Tsunami e sismos na Indonésia causam pelo menos 384 mortos

Há ainda pelo menos 540 feridos. Na sexta-feira um tsunami e dois sismos de magnitude 6,1 e 7,5 abalaram a ilha de Celebes. Centenas de pessoas preparavam-se para as festividades de aniversário da capital da ilha, Palu

O número de mortos provocados pelo tsunami e dois sismos de magnitude 6,1 e 7,5 que atingiram na sexta-feira a ilha de Celebes (Sulawesi), na Indonésia, subiu neste sábado para 384. Há pelo menos 540 feridos. Muitas das vítimas foram levadas pelas ondas gigantes enquanto estavam na praia.

Neste sábado as réplicas continuavam a abalar o território depois de as ondas, devido ao violento sismo, terem atingido os seis metros. Palu, a capital da província de Celebes, onde vivem 380 mil pessoas, estava repleta de escombros.

"Quando a ameaça [do tsunami] surgiu ontem, muitas pessoas ainda estavam a fazer as suas atividades na praia. Não saíram imediatamente e acabaram por tornar-se vítimas", afirmou Sutopo Purwo Nugroho, porta-voz da agência nacional responsável pela gestão de catástrofes, a BNPB.

A agência meteorológica da Indonésia emitiu um alerta de tsunami depois do sismo, mas retirou-o 34 minutos depois. A agência tem sido fortemente criticada por não ter informado que um tsunami tinha atingido Palu no sábado.

As fotografias, que as autoridades comprovaram, mostravam corpos alinhados na rua durante este sábado. No dia anterior, em que ocorreu a catástrofe, centenas de pessoas preparavam-se para as festividades na praia que deveriam começar na sexta-feira à noite para celebrar o aniversário de Palu.
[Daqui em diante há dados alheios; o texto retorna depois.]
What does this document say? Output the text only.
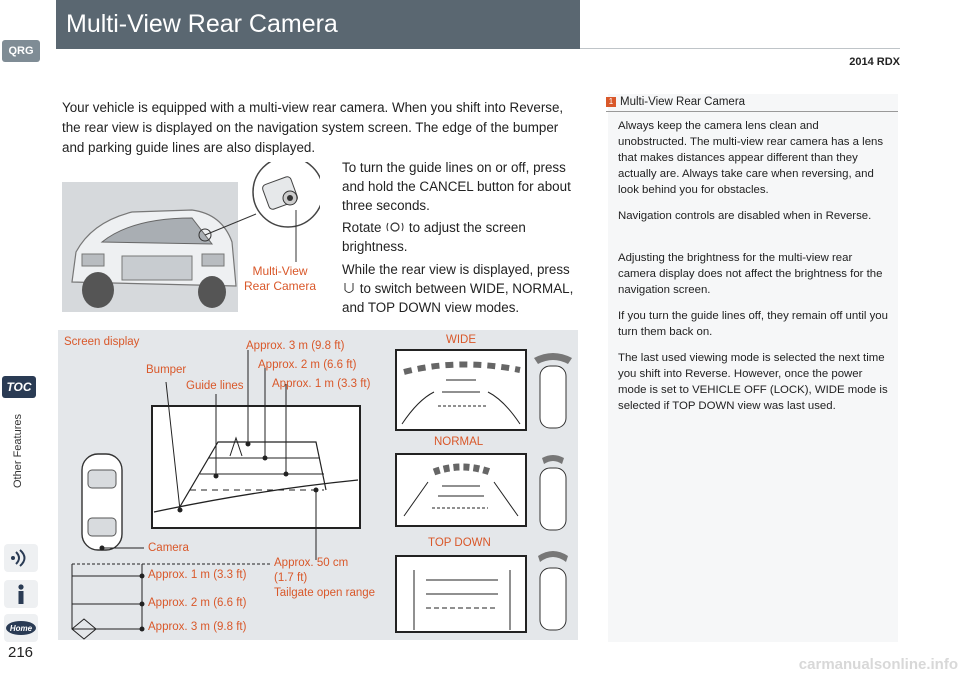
Multi-View Rear Camera
2014 RDX
QRG
TOC
Other Features
Home
216
Your vehicle is equipped with a multi-view rear camera. When you shift into Reverse, the rear view is displayed on the navigation system screen. The edge of the bumper and parking guide lines are also displayed.
Multi-View
Rear Camera
To turn the guide lines on or off, press and hold the CANCEL button for about three seconds.
Rotate to adjust the screen brightness.
While the rear view is displayed, press  to switch between WIDE, NORMAL, and TOP DOWN view modes.
Screen display
Bumper
Guide lines
Approx. 3 m (9.8 ft)
Approx. 2 m (6.6 ft)
Approx. 1 m (3.3 ft)
Camera
Approx. 1 m (3.3 ft)
Approx. 2 m (6.6 ft)
Approx. 3 m (9.8 ft)
Approx. 50 cm
(1.7 ft)
Tailgate open range
WIDE
NORMAL
TOP DOWN
1 Multi-View Rear Camera
Always keep the camera lens clean and unobstructed. The multi-view rear camera has a lens that makes distances appear different than they actually are. Always take care when reversing, and look behind you for obstacles.
Navigation controls are disabled when in Reverse.
Adjusting the brightness for the multi-view rear camera display does not affect the brightness for the navigation screen.
If you turn the guide lines off, they remain off until you turn them back on.
The last used viewing mode is selected the next time you shift into Reverse. However, once the power mode is set to VEHICLE OFF (LOCK), WIDE mode is selected if TOP DOWN view was last used.
carmanualsonline.info
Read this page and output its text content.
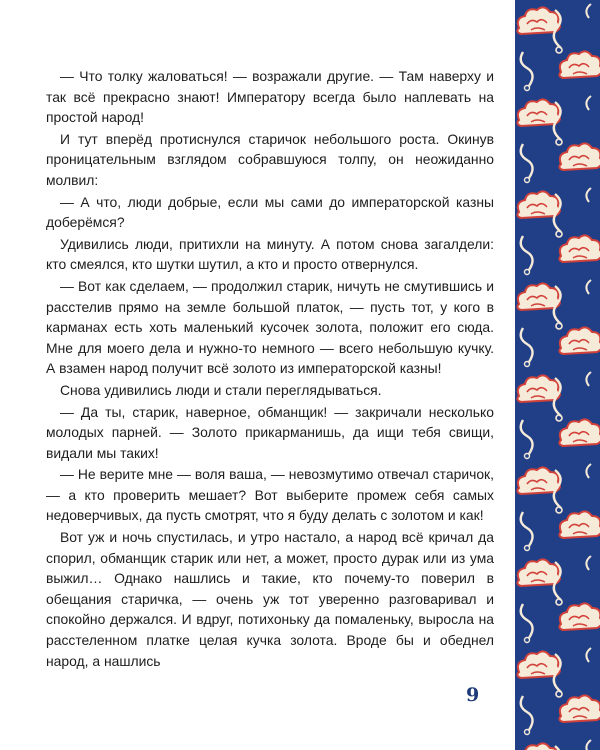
— Что толку жаловаться! — возражали другие. — Там наверху и так всё прекрасно знают! Императору всегда было наплевать на простой народ!

И тут вперёд протиснулся старичок небольшого роста. Окинув проницательным взглядом собравшуюся толпу, он неожиданно молвил:

— А что, люди добрые, если мы сами до императорской казны доберёмся?

Удивились люди, притихли на минуту. А потом снова загалдели: кто смеялся, кто шутки шутил, а кто и просто отвернулся.

— Вот как сделаем, — продолжил старик, ничуть не смутившись и расстелив прямо на земле большой платок, — пусть тот, у кого в карманах есть хоть маленький кусочек золота, положит его сюда. Мне для моего дела и нужно-то немного — всего небольшую кучку. А взамен народ получит всё золото из императорской казны!

Снова удивились люди и стали переглядываться.

— Да ты, старик, наверное, обманщик! — закричали несколько молодых парней. — Золото прикарманишь, да ищи тебя свищи, видали мы таких!

— Не верите мне — воля ваша, — невозмутимо отвечал старичок, — а кто проверить мешает? Вот выберите промеж себя самых недоверчивых, да пусть смотрят, что я буду делать с золотом и как!

Вот уж и ночь спустилась, и утро настало, а народ всё кричал да спорил, обманщик старик или нет, а может, просто дурак или из ума выжил… Однако нашлись и такие, кто почему-то поверил в обещания старичка, — очень уж тот уверенно разговаривал и спокойно держался. И вдруг, потихоньку да помаленьку, выросла на расстеленном платке целая кучка золота. Вроде бы и обеднел народ, а нашлись

9
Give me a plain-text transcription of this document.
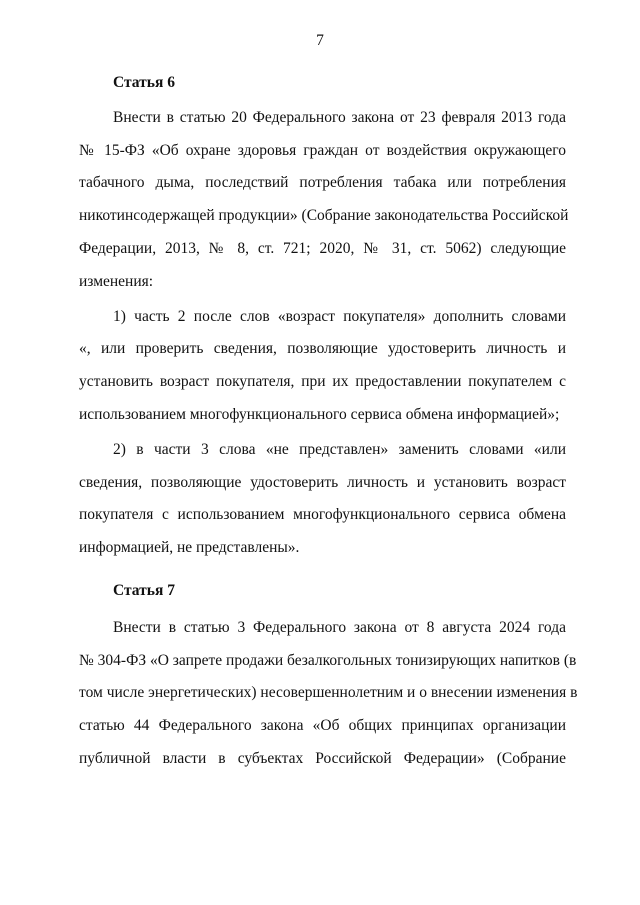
7
Статья 6
Внести в статью 20 Федерального закона от 23 февраля 2013 года
№ 15-ФЗ «Об охране здоровья граждан от воздействия окружающего
табачного дыма, последствий потребления табака или потребления
никотинсодержащей продукции» (Собрание законодательства Российской
Федерации, 2013, № 8, ст. 721; 2020, № 31, ст. 5062) следующие
изменения:
1) часть 2 после слов «возраст покупателя» дополнить словами
«, или проверить сведения, позволяющие удостоверить личность и
установить возраст покупателя, при их предоставлении покупателем с
использованием многофункционального сервиса обмена информацией»;
2) в части 3 слова «не представлен» заменить словами «или
сведения, позволяющие удостоверить личность и установить возраст
покупателя с использованием многофункционального сервиса обмена
информацией, не представлены».
Статья 7
Внести в статью 3 Федерального закона от 8 августа 2024 года
№ 304-ФЗ «О запрете продажи безалкогольных тонизирующих напитков (в
том числе энергетических) несовершеннолетним и о внесении изменения в
статью 44 Федерального закона «Об общих принципах организации
публичной власти в субъектах Российской Федерации» (Собрание
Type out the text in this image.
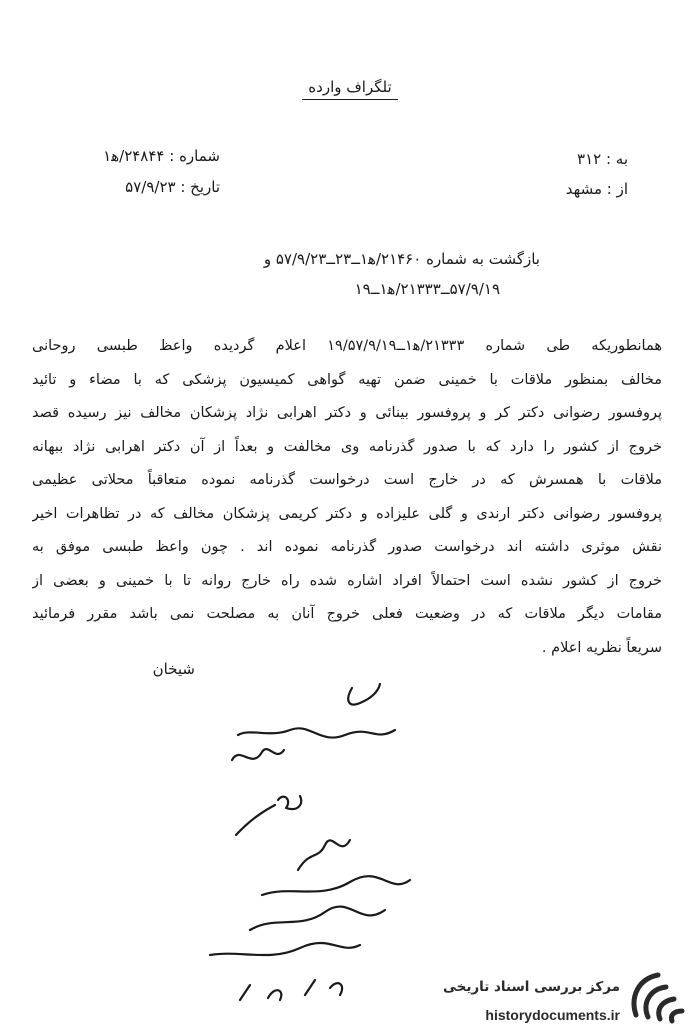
تلگراف وارده
به : ۳۱۲
از : مشهد
شماره : ۲۴۸۴۴/ه‍۱
تاریخ : ۵۷/۹/۲۳
بازگشت به شماره ۲۱۴۶۰/ه‍۱ــ۲۳ــ۵۷/۹/۲۳ و
۵۷/۹/۱۹ــ۲۱۳۳۳/ه‍۱ــ۱۹

همانطوریکه طی شماره ۲۱۳۳۳/ه‍۱ــ۱۹/۵۷/۹/۱۹ اعلام گردیده واعظ طبسی روحانی

مخالف بمنظور ملاقات با خمینی ضمن تهیه گواهی کمیسیون پزشکی که با مضاء و تائید

پروفسور رضوانی دکتر کر و پروفسور بینائی و دکتر اهرابی نژاد پزشکان مخالف نیز رسیده قصد

خروج از کشور را دارد که با صدور گذرنامه وی مخالفت و بعداً از آن دکتر اهرابی نژاد ببهانه

ملاقات با همسرش که در خارج است درخواست گذرنامه نموده متعاقباً محلاتی عظیمی

پروفسور رضوانی دکتر ارندی و گلی علیزاده و دکتر کریمی پزشکان مخالف که در تظاهرات اخیر

نقش موثری داشته اند درخواست صدور گذرنامه نموده اند . چون واعظ طبسی موفق به

خروج از کشور نشده است احتمالاً افراد اشاره شده راه خارج روانه تا با خمینی و بعضی از

مقامات دیگر ملاقات که در وضعیت فعلی خروج آنان به مصلحت نمی باشد مقرر فرمائید

سریعاً نظریه اعلام .

شیخان
مرکز بررسی اسناد تاریخی
historydocuments.ir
Algumas pessoas conseguiram subir a árvores de seis metros e sobreviveram, contou ainda Nugroho, que falou de 540 feridos, milhares de casas, hospitais, centros comerciais e hotéis colapsados, em cujos destroços foram encontrados alguns dos corpos das vítimas, uma ponte destruída, e a principal autoestrada de Palu cortada devido a um deslizamento de terras. Dezenas de feridos estavam a ser tratados num centro médico de campanha, formado por tendas no exterior.

O sismo e o tsunami causaram um apagão que cortou as comunicações em Palu e na zona envolvente. Neste sábado as autoridades continuavam com dificuldades em coordenar as operações de resgate. A BNPB não conseguiu ainda ter informações da cidade de Donggala, que se situa a cerca de 20 quilómetros do epicentro do sismo. Mais de 600 mil pessoas vivem entre Donggala e Palu.

A cidade de Palu é construída em torno de uma baía estreita que aparentemente ampliou a força das águas do tsunami enquanto estas corriam para a sua apertada entrada. O sismo mais forte, às 18.02 locais (11:02 em Lisboa), de sexta-feira, ocorreu a uma profundidade de 10 quilómetros, e a 56 quilómetros a nordeste de Donggala, na ilha de Celebes, segundo o centro geológico norte-americano (USGS, na sigla em inglês).

A Indonésia é frequentemente afetada por sismos por se encontrar no "Anel de Fogo do Pacífico", um círculo de vulcões e falhas sísmicas na bacia do Pacífico. Os terramotos que assolaram a ilha indonésia de Lombok no final de julho e em agosto já tinham causado pelo menos 555 mortos e cerca de 1500 feridos.

A ilha turística perto de Bali, no sul da Indonésia, foi atingida por dois fortes terramotos a 29 de julho e a 5 de agosto, seguidos por réplicas, e de um novo sismo de magnitude 6,9 a 19 de agosto. Em dezembro de 2004, um sismo de magnitude 9,1 ao largo de Sumatra, no oeste da Indonésia, provocou um tsunami que matou 230 mil pessoas numa dezena de países.